Dealing with dodgy nations

Author: Snehasis Biswas
Publication: The Pioneer
Date: September 2, 2007

The Pakistan-centric articles in the Indian newspapers lack a holistic view. While the US's and China's contributions to that country's military might - and hence, belligerence - are regularly written about, there is little analysis of North Korean support that provides Pakistani missiles its teeth.

Nearly 200 days have passed since February 13, when the six-party talks on North Korea's nuclear weapons programme led to an agreement to eliminate that programme. But little progress has been made in eliminating Pyongyang's belligerent nuclear posturing. The return of IAEA inspectors to Yongbyon reactor site provides North Korea with a new patina of respectability, despite the near certainty that significant nuclear activity is happening anywhere but Yongbyon.

In fact, the key change is that economic assistance is once again subsidising and reinforcing Kim Jong Il's hold on power. Heavy fuel oil, food and other humanitarian assistance from South Korea, and substantial secret aids from China are all flowing North.

What India should, however, worry about more is North Korea's nexus with Pakistan and the two countries' clandestine proliferation activities. Pakistan's status as a key ally of the US in the war against terrorism has not protected it from allegations of secretly supplying North Korea with uranium enrichment equipment and technical expertise in exchange for ballistic missile technology.

The US takes a benign view of the Pakistani military's covert operations when Pakistan's strategic cooperation is important to America.
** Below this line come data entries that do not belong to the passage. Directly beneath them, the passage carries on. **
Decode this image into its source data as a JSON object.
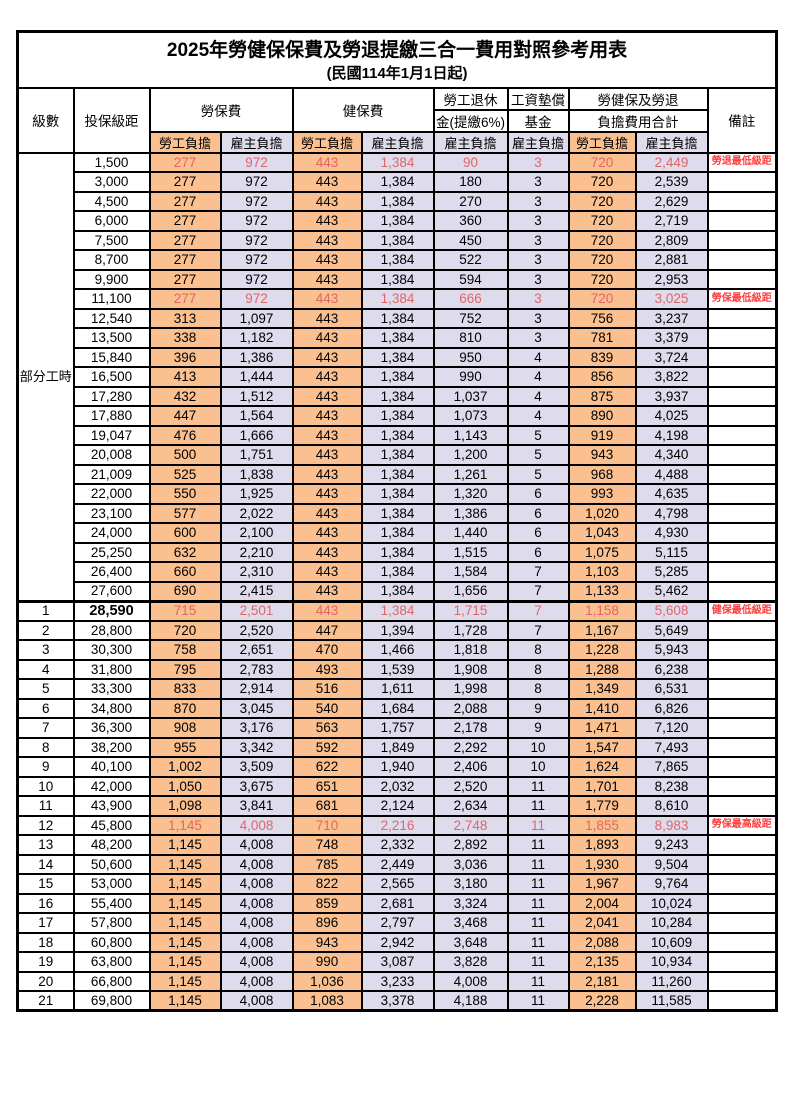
{
  "title": "2025年勞健保保費及勞退提繳三合一費用對照參考用表",
  "subtitle": "(民國114年1月1日起)",
  "header": {
    "level": "級數",
    "bracket": "投保級距",
    "labor_fee": "勞保費",
    "health_fee": "健保費",
    "pension_top": "勞工退休",
    "pension_bottom": "金(提繳6%)",
    "wage_fund_top": "工資墊償",
    "wage_fund_bottom": "基金",
    "total_top": "勞健保及勞退",
    "total_bottom": "負擔費用合計",
    "remark": "備註",
    "employee_share": "勞工負擔",
    "employer_share": "雇主負擔"
  },
  "part_time": {
    "label": "部分工時",
    "row_count": 23
  },
  "colors": {
    "employee_col_bg": "#FAC090",
    "employer_col_bg": "#DEDBEC",
    "highlight_text": "#E06666",
    "remark_text": "#FF4040",
    "border": "#000000"
  },
  "remarks_legend": {
    "pension_min": "勞退最低級距",
    "labor_min": "勞保最低級距",
    "health_min": "健保最低級距",
    "labor_max": "勞保最高級距"
  },
  "rows": [
    {
      "level": null,
      "bracket": "1,500",
      "values": [
        "277",
        "972",
        "443",
        "1,384",
        "90",
        "3",
        "720",
        "2,449"
      ],
      "remark": "勞退最低級距",
      "highlight": true
    },
    {
      "level": null,
      "bracket": "3,000",
      "values": [
        "277",
        "972",
        "443",
        "1,384",
        "180",
        "3",
        "720",
        "2,539"
      ],
      "remark": "",
      "highlight": false
    },
    {
      "level": null,
      "bracket": "4,500",
      "values": [
        "277",
        "972",
        "443",
        "1,384",
        "270",
        "3",
        "720",
        "2,629"
      ],
      "remark": "",
      "highlight": false
    },
    {
      "level": null,
      "bracket": "6,000",
      "values": [
        "277",
        "972",
        "443",
        "1,384",
        "360",
        "3",
        "720",
        "2,719"
      ],
      "remark": "",
      "highlight": false
    },
    {
      "level": null,
      "bracket": "7,500",
      "values": [
        "277",
        "972",
        "443",
        "1,384",
        "450",
        "3",
        "720",
        "2,809"
      ],
      "remark": "",
      "highlight": false
    },
    {
      "level": null,
      "bracket": "8,700",
      "values": [
        "277",
        "972",
        "443",
        "1,384",
        "522",
        "3",
        "720",
        "2,881"
      ],
      "remark": "",
      "highlight": false
    },
    {
      "level": null,
      "bracket": "9,900",
      "values": [
        "277",
        "972",
        "443",
        "1,384",
        "594",
        "3",
        "720",
        "2,953"
      ],
      "remark": "",
      "highlight": false
    },
    {
      "level": null,
      "bracket": "11,100",
      "values": [
        "277",
        "972",
        "443",
        "1,384",
        "666",
        "3",
        "720",
        "3,025"
      ],
      "remark": "勞保最低級距",
      "highlight": true
    },
    {
      "level": null,
      "bracket": "12,540",
      "values": [
        "313",
        "1,097",
        "443",
        "1,384",
        "752",
        "3",
        "756",
        "3,237"
      ],
      "remark": "",
      "highlight": false
    },
    {
      "level": null,
      "bracket": "13,500",
      "values": [
        "338",
        "1,182",
        "443",
        "1,384",
        "810",
        "3",
        "781",
        "3,379"
      ],
      "remark": "",
      "highlight": false
    },
    {
      "level": null,
      "bracket": "15,840",
      "values": [
        "396",
        "1,386",
        "443",
        "1,384",
        "950",
        "4",
        "839",
        "3,724"
      ],
      "remark": "",
      "highlight": false
    },
    {
      "level": null,
      "bracket": "16,500",
      "values": [
        "413",
        "1,444",
        "443",
        "1,384",
        "990",
        "4",
        "856",
        "3,822"
      ],
      "remark": "",
      "highlight": false
    },
    {
      "level": null,
      "bracket": "17,280",
      "values": [
        "432",
        "1,512",
        "443",
        "1,384",
        "1,037",
        "4",
        "875",
        "3,937"
      ],
      "remark": "",
      "highlight": false
    },
    {
      "level": null,
      "bracket": "17,880",
      "values": [
        "447",
        "1,564",
        "443",
        "1,384",
        "1,073",
        "4",
        "890",
        "4,025"
      ],
      "remark": "",
      "highlight": false
    },
    {
      "level": null,
      "bracket": "19,047",
      "values": [
        "476",
        "1,666",
        "443",
        "1,384",
        "1,143",
        "5",
        "919",
        "4,198"
      ],
      "remark": "",
      "highlight": false
    },
    {
      "level": null,
      "bracket": "20,008",
      "values": [
        "500",
        "1,751",
        "443",
        "1,384",
        "1,200",
        "5",
        "943",
        "4,340"
      ],
      "remark": "",
      "highlight": false
    },
    {
      "level": null,
      "bracket": "21,009",
      "values": [
        "525",
        "1,838",
        "443",
        "1,384",
        "1,261",
        "5",
        "968",
        "4,488"
      ],
      "remark": "",
      "highlight": false
    },
    {
      "level": null,
      "bracket": "22,000",
      "values": [
        "550",
        "1,925",
        "443",
        "1,384",
        "1,320",
        "6",
        "993",
        "4,635"
      ],
      "remark": "",
      "highlight": false
    },
    {
      "level": null,
      "bracket": "23,100",
      "values": [
        "577",
        "2,022",
        "443",
        "1,384",
        "1,386",
        "6",
        "1,020",
        "4,798"
      ],
      "remark": "",
      "highlight": false
    },
    {
      "level": null,
      "bracket": "24,000",
      "values": [
        "600",
        "2,100",
        "443",
        "1,384",
        "1,440",
        "6",
        "1,043",
        "4,930"
      ],
      "remark": "",
      "highlight": false
    },
    {
      "level": null,
      "bracket": "25,250",
      "values": [
        "632",
        "2,210",
        "443",
        "1,384",
        "1,515",
        "6",
        "1,075",
        "5,115"
      ],
      "remark": "",
      "highlight": false
    },
    {
      "level": null,
      "bracket": "26,400",
      "values": [
        "660",
        "2,310",
        "443",
        "1,384",
        "1,584",
        "7",
        "1,103",
        "5,285"
      ],
      "remark": "",
      "highlight": false
    },
    {
      "level": null,
      "bracket": "27,600",
      "values": [
        "690",
        "2,415",
        "443",
        "1,384",
        "1,656",
        "7",
        "1,133",
        "5,462"
      ],
      "remark": "",
      "highlight": false
    },
    {
      "level": "1",
      "bracket": "28,590",
      "values": [
        "715",
        "2,501",
        "443",
        "1,384",
        "1,715",
        "7",
        "1,158",
        "5,608"
      ],
      "remark": "健保最低級距",
      "highlight": true
    },
    {
      "level": "2",
      "bracket": "28,800",
      "values": [
        "720",
        "2,520",
        "447",
        "1,394",
        "1,728",
        "7",
        "1,167",
        "5,649"
      ],
      "remark": "",
      "highlight": false
    },
    {
      "level": "3",
      "bracket": "30,300",
      "values": [
        "758",
        "2,651",
        "470",
        "1,466",
        "1,818",
        "8",
        "1,228",
        "5,943"
      ],
      "remark": "",
      "highlight": false
    },
    {
      "level": "4",
      "bracket": "31,800",
      "values": [
        "795",
        "2,783",
        "493",
        "1,539",
        "1,908",
        "8",
        "1,288",
        "6,238"
      ],
      "remark": "",
      "highlight": false
    },
    {
      "level": "5",
      "bracket": "33,300",
      "values": [
        "833",
        "2,914",
        "516",
        "1,611",
        "1,998",
        "8",
        "1,349",
        "6,531"
      ],
      "remark": "",
      "highlight": false
    },
    {
      "level": "6",
      "bracket": "34,800",
      "values": [
        "870",
        "3,045",
        "540",
        "1,684",
        "2,088",
        "9",
        "1,410",
        "6,826"
      ],
      "remark": "",
      "highlight": false
    },
    {
      "level": "7",
      "bracket": "36,300",
      "values": [
        "908",
        "3,176",
        "563",
        "1,757",
        "2,178",
        "9",
        "1,471",
        "7,120"
      ],
      "remark": "",
      "highlight": false
    },
    {
      "level": "8",
      "bracket": "38,200",
      "values": [
        "955",
        "3,342",
        "592",
        "1,849",
        "2,292",
        "10",
        "1,547",
        "7,493"
      ],
      "remark": "",
      "highlight": false
    },
    {
      "level": "9",
      "bracket": "40,100",
      "values": [
        "1,002",
        "3,509",
        "622",
        "1,940",
        "2,406",
        "10",
        "1,624",
        "7,865"
      ],
      "remark": "",
      "highlight": false
    },
    {
      "level": "10",
      "bracket": "42,000",
      "values": [
        "1,050",
        "3,675",
        "651",
        "2,032",
        "2,520",
        "11",
        "1,701",
        "8,238"
      ],
      "remark": "",
      "highlight": false
    },
    {
      "level": "11",
      "bracket": "43,900",
      "values": [
        "1,098",
        "3,841",
        "681",
        "2,124",
        "2,634",
        "11",
        "1,779",
        "8,610"
      ],
      "remark": "",
      "highlight": false
    },
    {
      "level": "12",
      "bracket": "45,800",
      "values": [
        "1,145",
        "4,008",
        "710",
        "2,216",
        "2,748",
        "11",
        "1,855",
        "8,983"
      ],
      "remark": "勞保最高級距",
      "highlight": true
    },
    {
      "level": "13",
      "bracket": "48,200",
      "values": [
        "1,145",
        "4,008",
        "748",
        "2,332",
        "2,892",
        "11",
        "1,893",
        "9,243"
      ],
      "remark": "",
      "highlight": false
    },
    {
      "level": "14",
      "bracket": "50,600",
      "values": [
        "1,145",
        "4,008",
        "785",
        "2,449",
        "3,036",
        "11",
        "1,930",
        "9,504"
      ],
      "remark": "",
      "highlight": false
    },
    {
      "level": "15",
      "bracket": "53,000",
      "values": [
        "1,145",
        "4,008",
        "822",
        "2,565",
        "3,180",
        "11",
        "1,967",
        "9,764"
      ],
      "remark": "",
      "highlight": false
    },
    {
      "level": "16",
      "bracket": "55,400",
      "values": [
        "1,145",
        "4,008",
        "859",
        "2,681",
        "3,324",
        "11",
        "2,004",
        "10,024"
      ],
      "remark": "",
      "highlight": false
    },
    {
      "level": "17",
      "bracket": "57,800",
      "values": [
        "1,145",
        "4,008",
        "896",
        "2,797",
        "3,468",
        "11",
        "2,041",
        "10,284"
      ],
      "remark": "",
      "highlight": false
    },
    {
      "level": "18",
      "bracket": "60,800",
      "values": [
        "1,145",
        "4,008",
        "943",
        "2,942",
        "3,648",
        "11",
        "2,088",
        "10,609"
      ],
      "remark": "",
      "highlight": false
    },
    {
      "level": "19",
      "bracket": "63,800",
      "values": [
        "1,145",
        "4,008",
        "990",
        "3,087",
        "3,828",
        "11",
        "2,135",
        "10,934"
      ],
      "remark": "",
      "highlight": false
    },
    {
      "level": "20",
      "bracket": "66,800",
      "values": [
        "1,145",
        "4,008",
        "1,036",
        "3,233",
        "4,008",
        "11",
        "2,181",
        "11,260"
      ],
      "remark": "",
      "highlight": false
    },
    {
      "level": "21",
      "bracket": "69,800",
      "values": [
        "1,145",
        "4,008",
        "1,083",
        "3,378",
        "4,188",
        "11",
        "2,228",
        "11,585"
      ],
      "remark": "",
      "highlight": false
    }
  ]
}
But nuclear proliferation and relations with India become sticking points in the US-Pakistan relationship when Islamabad's strategic cooperation becomes less significant.

The reports about Pakistan exchanging nuclear know-how for ballistic missiles with North Korea keep pouring in on the one hand, when the US keeps forwarding the alibi of 'indispensability' of Pakistani support in its anti-terrorism operations, on the other.

Back in October 2002, it was so inopportune for Gen Pervez Musharraf that news of Pakistan's North Korean connection surfaced soon after his Government conducted the legislative election that resulted in a hung Parliament. But the US failed to criticise Gen Musharraf's conduct, just as it ignored the one-sided presidential referendum in April and arbitrary amendments to Pakistan's constitution in July.